Implantable ports in dogs

Abstract:

Objective: To report outcomes and complications after placement of a subcutaneous vascular access port (SVAP) in the jugular (jSVAP), axillary (aSVAP), and femoral or external iliac vein (fSVAP) in dogs.

Study design: Retrospective.

Methods: Medical records from a single hospital, covering a period between September 2015 and October 2020, were reviewed to identify dogs that had an SVAP placed.
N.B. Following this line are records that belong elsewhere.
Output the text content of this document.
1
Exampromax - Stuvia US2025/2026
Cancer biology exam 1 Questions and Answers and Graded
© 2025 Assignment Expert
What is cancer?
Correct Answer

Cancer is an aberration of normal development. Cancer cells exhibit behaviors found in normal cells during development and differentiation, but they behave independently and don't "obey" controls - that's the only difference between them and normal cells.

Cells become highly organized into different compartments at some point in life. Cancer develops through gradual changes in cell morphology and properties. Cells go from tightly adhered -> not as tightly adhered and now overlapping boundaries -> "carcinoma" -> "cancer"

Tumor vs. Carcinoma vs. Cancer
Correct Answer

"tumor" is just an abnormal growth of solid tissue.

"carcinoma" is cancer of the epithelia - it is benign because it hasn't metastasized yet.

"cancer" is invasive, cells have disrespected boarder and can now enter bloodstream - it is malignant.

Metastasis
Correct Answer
Complications and outcomes for dogs who had an SVAP placed in the axillary vein, or femoral/external iliac vein during amputation for appendicular skeletal neoplasm, and in the external jugular vein were recorded and analyzed statistically.

Results: Subcutaneous vascular access ports were placed in the axillary vein in 13 dogs, femoral/external veins in 4 dogs, and in the jugular vein in 19 dogs. The SVAPs fulfilled their purpose throughout treatment in 12/13 aSVAP, 4/4 fSVAP, and 15/19 jSVAP. Dogs were followed for a median of 145.5 days (range 30-945 days). Minor and major complications were recorded in 1/13 and 2/13 aSVAPs, 0/4 and 0/4 fSVAPs, and 3/19 and 4/19 of jSVAPs. Two dogs with jSVAPs were euthanized due to SVAP-related complications. No difference in complication rate was detected between groups (P = .12).

Conclusion: No difference in short-term outcome was detected between implantation sites for subcutaneous vascular access ports.

Clinical significance: The axillary or femoral/external iliac veins offer alternative sites for placement of SVAP in dogs undergoing limb amputation.


Reference:

Galliano A, Miraldo D, Findji L. Subcutaneous vascular access port implantation in the axillary or femoral/external iliac vein at the time of full limb amputation in dogs. Vet Surg. 2022 Jul 11. doi: 10.1111/vsu.13848. Epub ahead of print. PMID: 35815761.